Il film, snodandosi attraverso situazioni e ambienti diversificati, approfondisce con cura due ritratti umani uniti da un ingente bagaglio emotivo e un passato fatto di ferite ancora aperte. La fotografia, inoltre, è a tutti gli effetti coprotagonista della diegesi, facendosi efficace portatrice di un modo di raccontare i sentimenti unico e peculiare, proprio di nessun altro mezzo espressivo. Un’arma a doppio taglio in grado di consacrare al successo ma anche di appiccicare una scomoda etichetta pubblica, o di smascherare l’intimità. Una riflessione, dunque, anche sulla percezione che possiamo avere di noi stessi dall’esterno, che è condotta con oculata profondità e rappresenta l’elemento più interessante del lungometraggio.
Si fa Portatrice di questa tematica la volubile e labile dinamica tra Stock, fotografo, e Jimmy Dean, il suo soggetto. Un passo a due a ritmo si scatti, costantemente filtrato e mediato dalla macchina fotografica, impietosa testimone di ogni aporia emotiva e concreta.

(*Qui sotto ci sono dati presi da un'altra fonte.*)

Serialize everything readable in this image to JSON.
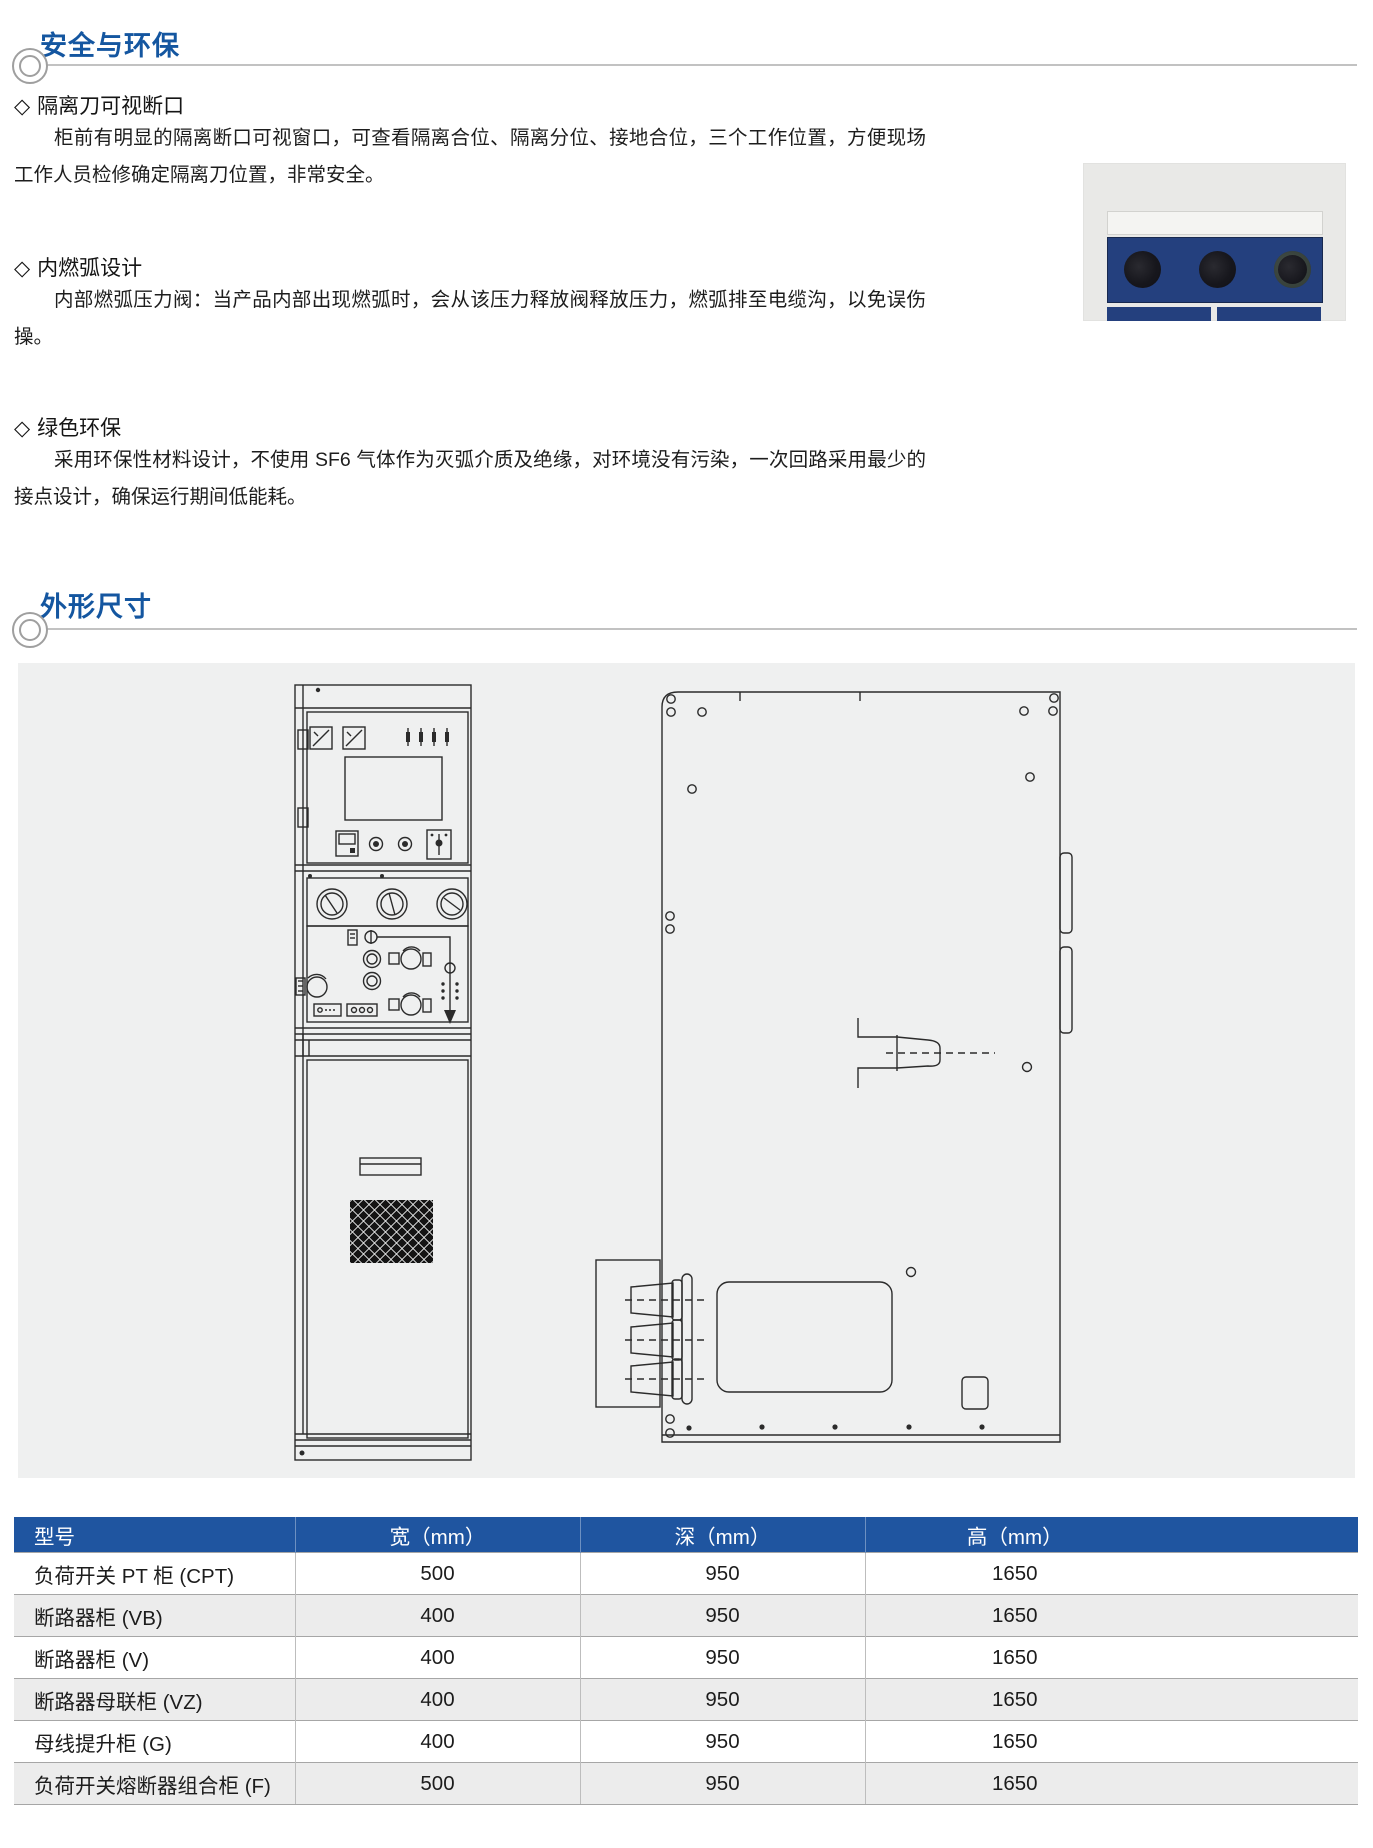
{
  "ui": {
    "diamond": "◇"
  },
  "sections": {
    "safety": {
      "title": "安全与环保",
      "items": [
        {
          "heading": "隔离刀可视断口",
          "body": "柜前有明显的隔离断口可视窗口，可查看隔离合位、隔离分位、接地合位，三个工作位置，方便现场工作人员检修确定隔离刀位置，非常安全。"
        },
        {
          "heading": "内燃弧设计",
          "body": "内部燃弧压力阀：当产品内部出现燃弧时，会从该压力释放阀释放压力，燃弧排至电缆沟，以免误伤操。"
        },
        {
          "heading": "绿色环保",
          "body": "采用环保性材料设计，不使用 SF6 气体作为灭弧介质及绝缘，对环境没有污染，一次回路采用最少的接点设计，确保运行期间低能耗。"
        }
      ]
    },
    "dimensions": {
      "title": "外形尺寸"
    }
  },
  "photo": {
    "description": "隔离断口可视窗口照片",
    "navy": "#24407E"
  },
  "drawings": {
    "front_view": "cabinet-front-view",
    "side_view": "cabinet-side-view"
  },
  "dimensions_table": {
    "columns": [
      "型号",
      "宽（mm）",
      "深（mm）",
      "高（mm）"
    ],
    "rows": [
      [
        "负荷开关 PT 柜 (CPT)",
        "500",
        "950",
        "1650"
      ],
      [
        "断路器柜 (VB)",
        "400",
        "950",
        "1650"
      ],
      [
        "断路器柜 (V)",
        "400",
        "950",
        "1650"
      ],
      [
        "断路器母联柜 (VZ)",
        "400",
        "950",
        "1650"
      ],
      [
        "母线提升柜 (G)",
        "400",
        "950",
        "1650"
      ],
      [
        "负荷开关熔断器组合柜 (F)",
        "500",
        "950",
        "1650"
      ]
    ]
  },
  "colors": {
    "accent_blue": "#1456A0",
    "table_header_blue": "#1F55A0",
    "drawing_bg": "#EFF0F0",
    "photo_navy": "#24407E"
  }
}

Life, tuttavia, non può proprio dirsi un prodotto altrettanto riuscito sul piano narrativo. Nel complesso manca di ritmo e stenta ad appassionare, trascinando quasi ogni sequenza a passo di lumaca e favorendo la pesantezza delle palpebre anche dello spettatore più volenteroso. È un peccato che a un soggetto così accattivante corrisponda uno sviluppo sottotono, non aiutato neanche dalla qualità delle interpretazioni. Se si esclude il sempre impeccabile Sir Ben Kingsley, nei panni di un intransigente Signor Warner, i protagonisti non si lasciano ricordare per intensità né particolare attinenza al ruolo.
Il talentuoso Dane DeHaan ce la mette tutta, ma il suo James Dean manca di magnetismo e non esce mai davvero dal blando recinto della pallida imitazione. Si stenta a percepire sullo schermo la carica anti convenzionale dell’attore contraddittorio e fuori dagli schemi che avrebbe inciso per sempre il suo volto nella storia della settima arte. Pattinson, a sua volta, non regala a Dennis il carisma necessario a suscitare l’empatia del pubblico, nonostante la curiosità che la figura del giovane artista in cerca della sua strada potrebbe e dovrebbe stimolare. Nel film, anche la curiosa presenza di Alessandra Mastronardi, disinvolta interprete dell’attrice Pier Angeli.
Life avrebbe tutte le carte in regola per cogliere nel segno e conquistare un’amplissima fetta di pubblico. Purtroppo gli evidenti punti deboli nella sceneggiatura e nelle performance ne fanno un esperimento in gran parte fallito. Si tratta, però, di un prodotto visivamente preciso dalla spiccato simbolismo metacinematografico. E che, se non altro, ha il merito di ricordare (o far conoscere) un personaggio indimenticabile e insostituibile come Jimmy Dean, facendo luce su aspetti inediti della sua storia e personalità. Inoltre, perché no?, stuzzicherà a recuperare o rispolverare la visione di East of Eden, bellissima opera del maestro Elia Kazan.